De um lado, o Senhor Enock, sua idade e experiência. De outro, um jovem rapaz, trabalhando no lixo há dois dias, após ser demitido de seu emprego de mecânico. Ao ser indagado o porquê de não ter vergonha alguma perante as câmeras, o jovem não hesita: é humano, brasileiro e livre, e tem o direito de dizer o que quer que pense.

Jurema aparece como última personagem “destacada” pelo documentário. Sua primeira frase já diz muito sobre sua personalidade: ela diz ter nascido ali, no meio de um monte de papelão, ter sido “largada ali”, e por ali ter ficado. Jurema é uma mulher decidida, bem resolvida. Não quer que os catadores de lixo sejam filmados como porcos, passem a impressão de que comem lavagem. Por isso a resistência em se deixar entrevistar. Jurema quer deixar claro que parte do lixo manejado é para extração de material reciclável para venda. Outra porção, carregada em outros caminhões, é que possui comida, que é parte direcionada aos porcos – que grande parte dos trabalhadores possui – e outra parte, a que estiver mais bem conservada, entre frutas e legumes, vira alimentação. Com sete filhos, Jurema diz querer quantos mais Deus quisesse dar a ela. E que não, não era difícil criá-los. Afinal, Deus ajuda. Os filhos passaram a impressão de que se criavam sozinhos. A mãe de Jurema se adiantou dizendo que não ajudava a cuidar: afinal, teve doze e nenhum auxílio.

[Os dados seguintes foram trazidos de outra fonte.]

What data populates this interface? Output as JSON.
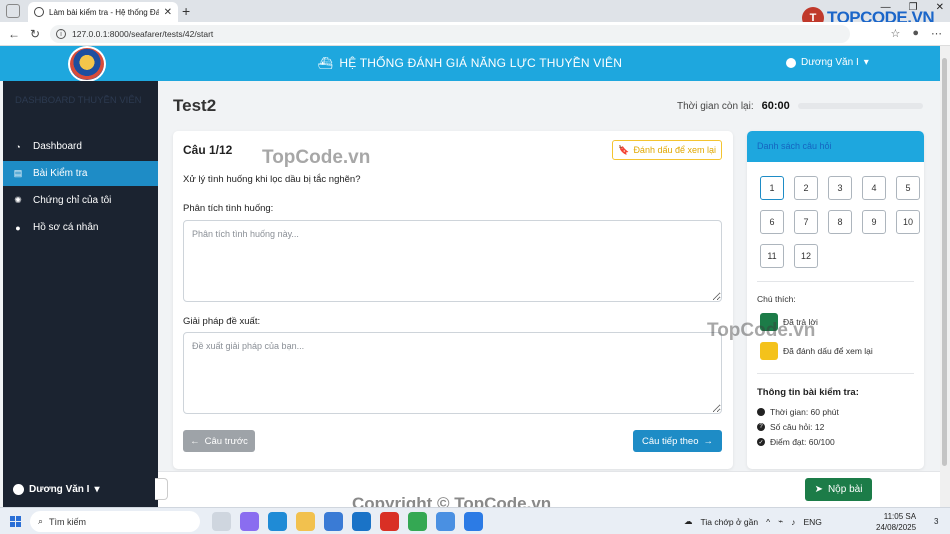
{
  "browser": {
    "tab_title": "Làm bài kiểm tra - Hệ thống Đánh",
    "url": "127.0.0.1:8000/seafarer/tests/42/start",
    "brand": "TOPCODE.VN"
  },
  "header": {
    "title": "HỆ THỐNG ĐÁNH GIÁ NĂNG LỰC THUYỀN VIÊN",
    "user": "Dương Văn I"
  },
  "sidebar": {
    "brand": "DASHBOARD THUYỀN VIÊN",
    "items": [
      {
        "label": "Dashboard",
        "icon": "dashboard-icon"
      },
      {
        "label": "Bài Kiểm tra",
        "icon": "file-icon",
        "active": true
      },
      {
        "label": "Chứng chỉ của tôi",
        "icon": "certificate-icon"
      },
      {
        "label": "Hồ sơ cá nhân",
        "icon": "user-icon"
      }
    ],
    "user": "Dương Văn I"
  },
  "main": {
    "title": "Test2",
    "timer_label": "Thời gian còn lại:",
    "timer_value": "60:00"
  },
  "question": {
    "number": "Câu 1/12",
    "flag_label": "Đánh dấu để xem lại",
    "text": "Xử lý tình huống khi lọc dầu bị tắc nghẽn?",
    "analysis_label": "Phân tích tình huống:",
    "analysis_placeholder": "Phân tích tình huống này...",
    "solution_label": "Giải pháp đề xuất:",
    "solution_placeholder": "Đề xuất giải pháp của bạn...",
    "prev_label": "Câu trước",
    "next_label": "Câu tiếp theo"
  },
  "question_list": {
    "title": "Danh sách câu hỏi",
    "numbers": [
      "1",
      "2",
      "3",
      "4",
      "5",
      "6",
      "7",
      "8",
      "9",
      "10",
      "11",
      "12"
    ],
    "current": "1",
    "legend_title": "Chú thích:",
    "legend": [
      {
        "label": "Đã trả lời",
        "color": "#1c7c48"
      },
      {
        "label": "Đã đánh dấu để xem lại",
        "color": "#f4c21b"
      }
    ],
    "info_title": "Thông tin bài kiểm tra:",
    "info": [
      {
        "label": "Thời gian: 60 phút",
        "icon": "clock-icon"
      },
      {
        "label": "Số câu hỏi: 12",
        "icon": "question-icon"
      },
      {
        "label": "Điểm đạt: 60/100",
        "icon": "check-icon"
      }
    ]
  },
  "footer": {
    "submit_label": "Nộp bài"
  },
  "watermarks": {
    "a": "TopCode.vn",
    "b": "TopCode.vn",
    "c": "Copyright © TopCode.vn"
  },
  "taskbar": {
    "search_placeholder": "Tìm kiếm",
    "weather": "Tia chớp ở gần",
    "lang": "ENG",
    "time": "11:05 SA",
    "date": "24/08/2025",
    "notifications": "3"
  }
}
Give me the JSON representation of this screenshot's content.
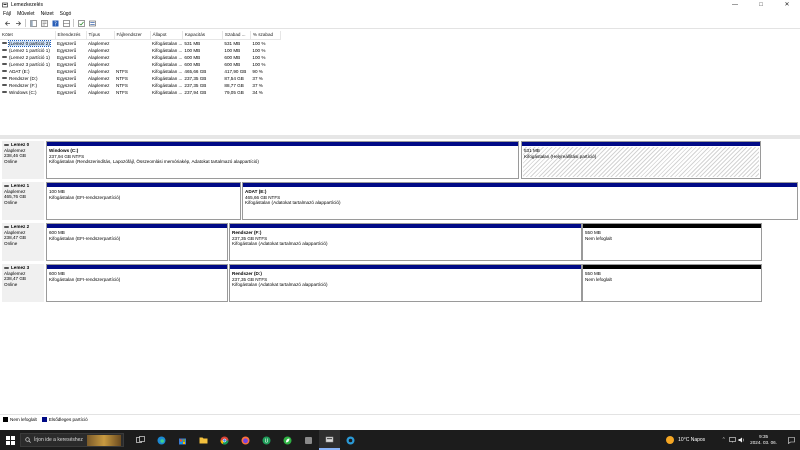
{
  "window": {
    "title": "Lemezkezelés",
    "minimize_glyph": "—",
    "maximize_glyph": "□",
    "close_glyph": "✕"
  },
  "menu": [
    "Fájl",
    "Művelet",
    "Nézet",
    "Súgó"
  ],
  "columns": [
    "Kötet",
    "Elrendezés",
    "Típus",
    "Fájlrendszer",
    "Állapot",
    "Kapacitás",
    "Szabad ...",
    "% szabad"
  ],
  "volumes": [
    [
      "(Lemez 0 partíció 2)",
      "Egyszerű",
      "Alaplemez",
      "",
      "Kifogástalan ...",
      "531 MB",
      "531 MB",
      "100 %"
    ],
    [
      "(Lemez 1 partíció 1)",
      "Egyszerű",
      "Alaplemez",
      "",
      "Kifogástalan ...",
      "100 MB",
      "100 MB",
      "100 %"
    ],
    [
      "(Lemez 2 partíció 1)",
      "Egyszerű",
      "Alaplemez",
      "",
      "Kifogástalan ...",
      "600 MB",
      "600 MB",
      "100 %"
    ],
    [
      "(Lemez 3 partíció 1)",
      "Egyszerű",
      "Alaplemez",
      "",
      "Kifogástalan ...",
      "600 MB",
      "600 MB",
      "100 %"
    ],
    [
      "ADAT (E:)",
      "Egyszerű",
      "Alaplemez",
      "NTFS",
      "Kifogástalan ...",
      "465,66 GB",
      "417,90 GB",
      "90 %"
    ],
    [
      "Rendszer (D:)",
      "Egyszerű",
      "Alaplemez",
      "NTFS",
      "Kifogástalan ...",
      "237,35 GB",
      "87,54 GB",
      "37 %"
    ],
    [
      "Rendszer (F:)",
      "Egyszerű",
      "Alaplemez",
      "NTFS",
      "Kifogástalan ...",
      "237,35 GB",
      "88,77 GB",
      "37 %"
    ],
    [
      "Windows (C:)",
      "Egyszerű",
      "Alaplemez",
      "NTFS",
      "Kifogástalan ...",
      "237,94 GB",
      "79,05 GB",
      "34 %"
    ]
  ],
  "disks": [
    {
      "name": "Lemez 0",
      "type": "Alaplemez",
      "size": "238,46 GB",
      "status": "Online",
      "partitions": [
        {
          "title": "Windows (C:)",
          "line1": "237,94 GB NTFS",
          "line2": "Kifogástalan (Rendszerindítás, Lapozófájl, Összeomlási memóriakép, Adatokat tartalmazó alappartíció)",
          "kind": "primary"
        },
        {
          "title": "",
          "line1": "531 MB",
          "line2": "Kifogástalan (Helyreállítási partíció)",
          "kind": "hatched"
        }
      ]
    },
    {
      "name": "Lemez 1",
      "type": "Alaplemez",
      "size": "465,76 GB",
      "status": "Online",
      "partitions": [
        {
          "title": "",
          "line1": "100 MB",
          "line2": "Kifogástalan (EFI-rendszerpartíció)",
          "kind": "primary"
        },
        {
          "title": "ADAT (E:)",
          "line1": "465,66 GB NTFS",
          "line2": "Kifogástalan (Adatokat tartalmazó alappartíció)",
          "kind": "primary"
        }
      ]
    },
    {
      "name": "Lemez 2",
      "type": "Alaplemez",
      "size": "238,47 GB",
      "status": "Online",
      "partitions": [
        {
          "title": "",
          "line1": "600 MB",
          "line2": "Kifogástalan (EFI-rendszerpartíció)",
          "kind": "primary"
        },
        {
          "title": "Rendszer (F:)",
          "line1": "237,35 GB NTFS",
          "line2": "Kifogástalan (Adatokat tartalmazó alappartíció)",
          "kind": "primary"
        },
        {
          "title": "",
          "line1": "550 MB",
          "line2": "Nem lefoglalt",
          "kind": "unallocated"
        }
      ]
    },
    {
      "name": "Lemez 3",
      "type": "Alaplemez",
      "size": "238,47 GB",
      "status": "Online",
      "partitions": [
        {
          "title": "",
          "line1": "600 MB",
          "line2": "Kifogástalan (EFI-rendszerpartíció)",
          "kind": "primary"
        },
        {
          "title": "Rendszer (D:)",
          "line1": "237,35 GB NTFS",
          "line2": "Kifogástalan (Adatokat tartalmazó alappartíció)",
          "kind": "primary"
        },
        {
          "title": "",
          "line1": "550 MB",
          "line2": "Nem lefoglalt",
          "kind": "unallocated"
        }
      ]
    }
  ],
  "legend": [
    {
      "label": "Nem lefoglalt",
      "color": "#000000"
    },
    {
      "label": "Elsődleges partíció",
      "color": "#000a86"
    }
  ],
  "taskbar": {
    "search_placeholder": "Írjon ide a kereséshez",
    "weather_text": "10°C  Napos",
    "time": "9:35",
    "date": "2024. 03. 06."
  }
}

Destaco, de forma pessoal, a presença dos casais na produção. Dona Cícera mora há nove anos com Antônio, que não é o avô de sua neta. Sua neta aparece ao lado do namorado. Lúcia mora e tem suas duas filhas com seu namorado de infância, estudaram juntos, capinaram juntos, e são companheiros que dividem as responsabilidades de manter a casa. Senhor Enock, o Barbudo, é casado com sua paraibana. Jurema tem sete crianças sorridentes, nascidas de um romance que se originou na boca de lixo, passou para um café e em seguida para a cama, “vapt-vupt”, nas palavras de Jurema. E quanto mais filhos viessem, mais amor e emoção haveria, acabando com qualquer briga que houvesse entre o casal.

O documentário traça uma linha do início ao fim, mostrando as fotografias dos personagens a eles próprios. Muitos poderiam estar vendo seus rostos impressos pela primeira vez. As faces vão da infância à velhice, olhos profundos, quase sorrisos, ausência de dentes, excesso de rugas, mãos fortes, peles fortes, corpos firmes. São as pessoas que constroem suas vidas no lixo, e nele são construídas.